Close est conçu comme une chute, à l’instar d’un corps qui s’appesantit peu à peu dans l’espace. La légèreté laisse place à la gravité alors que les images passent du jaune paille des paysages belges à des teintes rouges, plus foncées. Tandis que tout s’aggrave, Léo se rapproche de plus en plus du monde adulte. Il commence à travailler au champ, alors qu’il avait plus tôt l’alibi d’un après-midi auprès de Rémi. On le montre également comme un adulte alors qu’il apprend le hockey, un sport compétitif qui exige de la force physique, et lorsqu’il est confronté au deuil et doit apprivoiser la perte. Mais au-delà de tout, ce qu’il apprend, c’est à parler, à nommer. Ainsi, il n’est pas anodin qu’une des dernières scènes le fasse sortir de son mutisme alors qu’il va voir la mère de Rémi pour lui confier ce qu’il gardait en lui, soit la culpabilité d’être la cause du suicide de son fils.


:: Eden Dambrine (Léo) [Menuet Producties]

Close, en somme, parle de la transition du monde des sensations vers le monde du langage. À ce sujet, il faut souligner la qualité des deux jeunes interprètes, et particulièrement d’Eden Dambrine. Son visage solaire possède un magnétisme absolument irrésistible. Il joue presque uniquement avec ses yeux, qui ne clignent jamais, qui ont l’air de vouloir pénétrer, de mordre le sujet qu’il regarde. Son jeu naturaliste, tout en retenue, est bouleversant. La direction photo accompagne superbement ce jeu, en misant sur des jeux de lumières, alors qu’elle dessine le rayon sur un visage d’enfant comme pour le rendre un peu plus poétique.

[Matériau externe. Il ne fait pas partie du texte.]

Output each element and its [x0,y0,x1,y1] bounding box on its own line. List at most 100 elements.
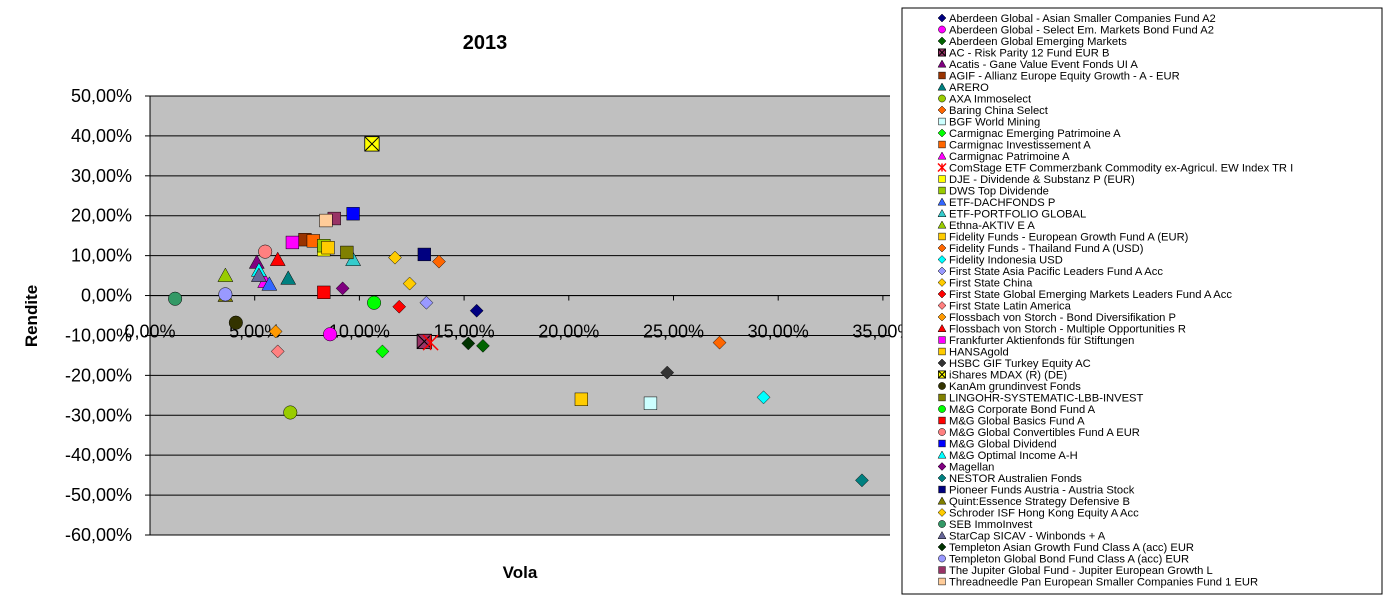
legend-label: First State Global Emerging Markets Lead… [949,289,1232,301]
legend-marker [938,382,946,390]
legend-label: Frankfurter Aktienfonds für Stiftungen [949,335,1134,347]
y-axis-ticks: 50,00% 40,00% 30,00% 20,00% 10,00% 0,00% -10,0… [65,86,132,545]
data-points [168,136,869,488]
legend-marker [937,36,947,46]
data-point [364,136,380,152]
legend-marker [938,405,946,413]
x-tick-label: 5,00% [229,322,280,342]
data-point [283,405,298,420]
x-tick-label: 0,00% [124,322,175,342]
legend-marker [937,162,947,173]
legend-label: Schroder ISF Hong Kong Equity A Acc [949,508,1139,520]
data-point [258,244,273,259]
data-point [432,254,446,269]
legend-label: Flossbach von Storch - Multiple Opportun… [949,324,1186,336]
data-point [375,344,390,359]
legend-label: First State China [949,278,1033,290]
legend-label: NESTOR Australien Fonds [949,473,1082,485]
data-point [417,247,431,262]
legend-label: ComStage ETF Commerzbank Commodity ex-Ag… [949,163,1293,175]
data-point [270,344,285,359]
legend-marker [937,496,947,505]
data-point [469,303,484,318]
legend-label: AGIF - Allianz Europe Equity Growth - A … [949,71,1180,83]
data-point [280,270,297,285]
data-point [574,392,588,406]
legend-marker [937,358,947,368]
legend-label: Flossbach von Storch - Bond Diversifikat… [949,312,1176,324]
legend-marker [937,255,947,264]
legend-marker [937,508,947,517]
data-point [335,281,350,296]
legend-marker [938,117,946,126]
legend-label: M&G Optimal Income A-H [949,450,1078,462]
legend-marker [937,197,947,206]
y-tick-label: -50,00% [65,485,132,505]
legend-label: Fidelity Funds - European Growth Fund A … [949,232,1189,244]
legend-label: Threadneedle Pan European Smaller Compan… [949,577,1258,589]
legend-marker [938,485,946,494]
legend-label: M&G Corporate Bond Fund A [949,404,1096,416]
data-point [285,235,300,250]
legend-marker [937,530,947,539]
legend-label: DJE - Dividende & Substanz P (EUR) [949,174,1135,186]
legend-label: Ethna-AKTIV E A [949,220,1035,232]
legend-marker [937,220,947,229]
y-tick-label: -40,00% [65,445,132,465]
legend-label: DWS Top Dividende [949,186,1049,198]
data-point [461,336,476,351]
data-point [168,291,183,306]
data-point [261,276,278,291]
legend-label: ETF-DACHFONDS P [949,197,1055,209]
data-point [712,335,727,350]
data-point [476,338,490,353]
y-tick-label: 10,00% [71,246,132,266]
data-point [346,207,360,221]
legend-label: Magellan [949,462,994,474]
legend-label: BGF World Mining [949,117,1040,129]
grid-lines [145,95,890,536]
legend-marker [938,48,947,57]
data-point [756,390,771,405]
legend-marker [937,312,947,322]
data-point [392,299,407,314]
legend-label: Aberdeen Global - Select Em. Markets Bon… [949,25,1214,37]
legend-label: Carmignac Patrimoine A [949,151,1070,163]
legend-label: AC - Risk Parity 12 Fund EUR B [949,48,1109,60]
legend-marker [938,94,946,103]
legend-marker [937,59,947,68]
legend-marker [938,336,946,344]
data-point [217,267,234,282]
legend-marker [938,577,946,586]
data-point [402,276,417,291]
x-tick-label: 15,00% [434,322,495,342]
legend-marker [938,71,946,80]
legend-marker [937,243,947,253]
data-point [250,267,267,282]
y-tick-label: 50,00% [71,86,132,106]
legend-label: Templeton Global Bond Fund Class A (acc)… [949,554,1189,566]
data-point [268,324,283,339]
legend-marker [937,151,947,160]
legend-label: Aberdeen Global - Asian Smaller Companie… [949,13,1216,25]
legend-marker [937,323,947,332]
legend-marker [937,266,947,276]
data-point [269,251,286,266]
legend-items: Aberdeen Global - Asian Smaller Companie… [937,13,1293,589]
y-tick-label: -30,00% [65,405,132,425]
legend-label: Fidelity Indonesia USD [949,255,1063,267]
y-tick-label: -10,00% [65,325,132,345]
legend-marker [938,347,946,356]
legend-label: Templeton Asian Growth Fund Class A (acc… [949,542,1194,554]
legend-marker [937,278,947,287]
chart-title: 2013 [463,32,508,54]
x-tick-label: 25,00% [643,322,704,342]
legend-marker [938,554,946,563]
data-point [388,250,402,265]
y-tick-label: 40,00% [71,126,132,146]
legend-marker [937,105,947,115]
legend-label: M&G Global Convertibles Fund A EUR [949,427,1140,439]
legend-marker [938,186,946,195]
legend-marker [938,428,946,436]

On sort de Close avec le sentiment d’avoir regardé un film en deux parties, et c’est peut-être là son principal défaut. S’il y a une ambiguïté qui est latente dans la première partie et qui joue sur les non-dits et sur la suggestion, elle nous quitte au moment de la mort de Rémi. Ce revirement dramatique crée un bris, une rupture de ton, qui rend la deuxième partie plus monolithique, moins complexe. On en vient à se demander si c’était nécessaire, tant cela apparaît peu vraisemblable, voire artificiel, dans ce tout qui autrement mise beaucoup sur une facture naturaliste, du jeu à la direction photo. Or, cette invraisemblance de la mort de Rémi, qui arrive si rapidement sans qu’on ne l’ait vu arriver, vise peut-être encore ici à laisser des questions, à miser sur l’ambiguïté. Dhont ne prépare pas son spectateur, il est moins dans l’explication que dans la suggestion et c’est peut-être sa plus grande qualité. Enfin, si ce retournement déçoit parce qu’il met fin à la sensualité et au traitement tout en subtilité et en luminosité de la première partie, Close, en revanche, a la qualité de produire un « effet de réel », en dépeignant avec brio l’entrée, parfois brutale, dans le monde adulte, qui nous force à quitter la candeur des sensations pour pénétrer un univers discursif — un monde qui à la fois nous fige et nous libère.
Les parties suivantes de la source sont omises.